Global Bolt EV sales in the first half of 2018 are up more than 40 percent year-over-year, according to GM. In the U.S., Chevy sold 7,858 of the electric cars between January and June. In comparison, Nissan said it sold 6,659 of their Leaf EVs in the U.S. during the same period. Tesla has sold nearly three times as many Model 3s during this time, but it’s unclear how many of these have actually been built and delivered.
The Bolt is currently manufactured at GM’s Orion Assembly plant just north of Detroit. This facility also builds the Chevy Sonic subcompact, and prototypes of autonomous versions of the Bolt EV. It’s not clear at this time if the fourth-quarter production spike will be handled in Orion or elsewhere.

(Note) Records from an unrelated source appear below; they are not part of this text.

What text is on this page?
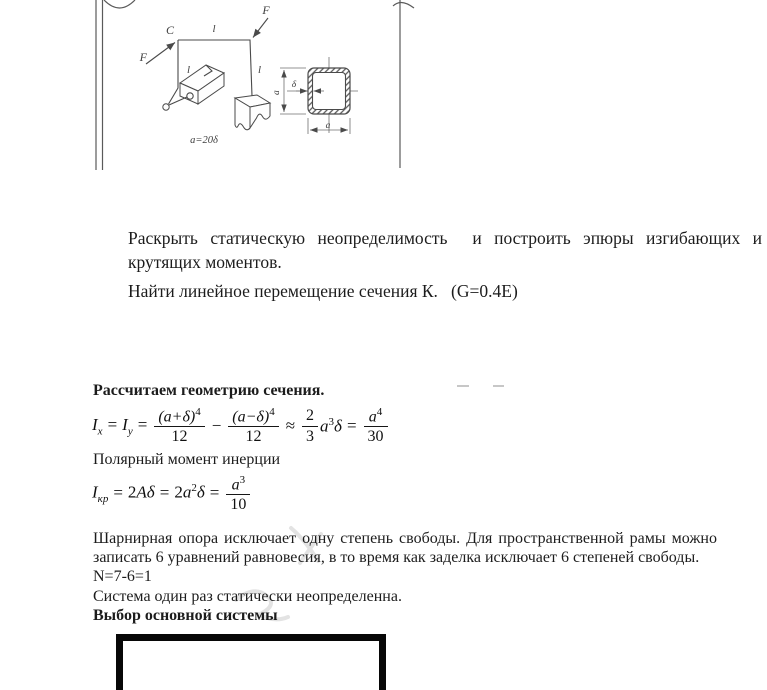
C	l
l	l
F
F
δ
a
a
a=20δ
Раскрыть статическую неопределимость  и построить эпюры изгибающих и
крутящих моментов.
Найти линейное перемещение сечения К.   (G=0.4E)
Рассчитаем геометрию сечения.
$I_x = I_y = \frac{(a+\delta)^4}{12} - \frac{(a-\delta)^4}{12} \approx \frac{2}{3} a^3\delta = \frac{a^4}{30}$
Полярный момент инерции
$I_{кр} = 2A\delta = 2a^2\delta = \frac{a^3}{10}$
Шарнирная опора исключает одну степень свободы. Для пространственной рамы можно
записать 6 уравнений равновесия, в то время как заделка исключает 6 степеней свободы.
N=7-6=1
Система один раз статически неопределенна.
Выбор основной системы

Launched in 2016, the Bolt EV was the first electric car for the U.S. consumer that offered a range of more than 200 miles from one charge, and a base price below $40,000. Chevy sold just over 23,000 Bolt EVs in the U.S. last year, although it wasn’t available in all 50 states until late summer. GM has also announced plans to roll out as many as 20 new all-electric models by 2023, using the Bolt as a blueprint in developing these vehicles.